Pantanal Wetland:
Fires in Brazil’s Pantanal wetlands have surged nearly tenfold so far this year to the highest levels since 2020.
- Pantanal Wetland is the world’s largest tropical wetland.
- It is located in the upper Paraguay River basin, the Pantanal straddles Brazil’s border with Bolivia and Paraguay.
- About 80 percent of the Pantanal is in Brazil.
- It’s a 185,000-square-kilometer (71,000-square-mile) mosaic of grassland swamps fed by rivers, streams and seasonal floods and dense, low-forested savanna.
- It was developed in a structural basin formed as the Andes Mountains rose.

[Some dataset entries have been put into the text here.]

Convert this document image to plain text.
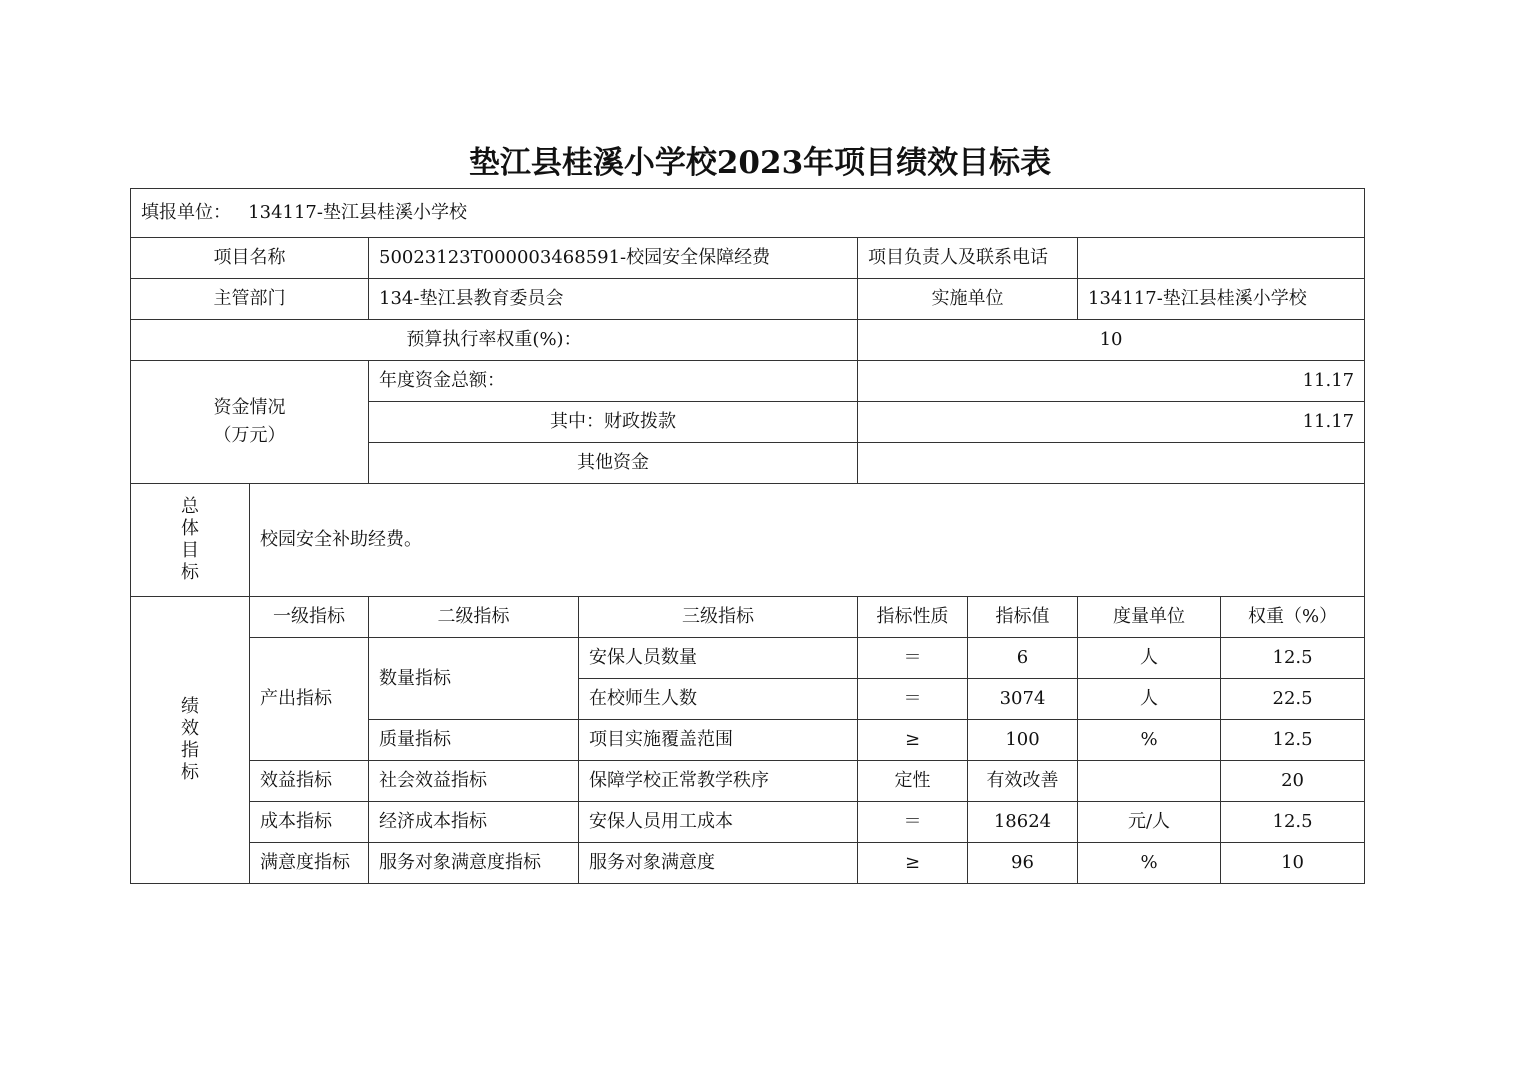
垫江县桂溪小学校2023年项目绩效目标表
填报单位： 134117-垫江县桂溪小学校							
项目名称		50023123T000003468591-校园安全保障经费		项目负责人及联系电话			
主管部门		134-垫江县教育委员会		实施单位		134117-垫江县桂溪小学校	
预算执行率权重(%)：				10			
资金情况
（万元）		年度资金总额：		11.17			
		其中：财政拨款		11.17			
		其他资金					

总
体
目
标	校园安全补助经费。						

绩
效
指
标	一级指标	二级指标	三级指标	指标性质	指标值	度量单位	权重（%）
	产出指标	数量指标	安保人员数量	＝	6	人	12.5
			在校师生人数	＝	3074	人	22.5
		质量指标	项目实施覆盖范围	≥	100	%	12.5
	效益指标	社会效益指标	保障学校正常教学秩序	定性	有效改善		20
	成本指标	经济成本指标	安保人员用工成本	＝	18624	元/人	12.5
	满意度指标	服务对象满意度指标	服务对象满意度	≥	96	%	10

- The climate is tropical, wet and dry.
- It is one of the most biologically rich environments on the planet, with more than 4,700 plant and animal species.
- Noteworthy animals include the jaguar, giant otter, giant armadillo, marsh deer, pampas deer and hyacinth macaw (the biggest parrot on the planet).
- It has the largest concentration of crocodiles in the world, with approximately 10 million caimans.
- In 2000, the United Nations Educational, Scientific, and Cultural Organization (UNESCO) declared a small portion of the Pantanal a World Heritage Site.
- Around 95% of the Pantanal is under private ownership, the majority of which is used for cattle grazing.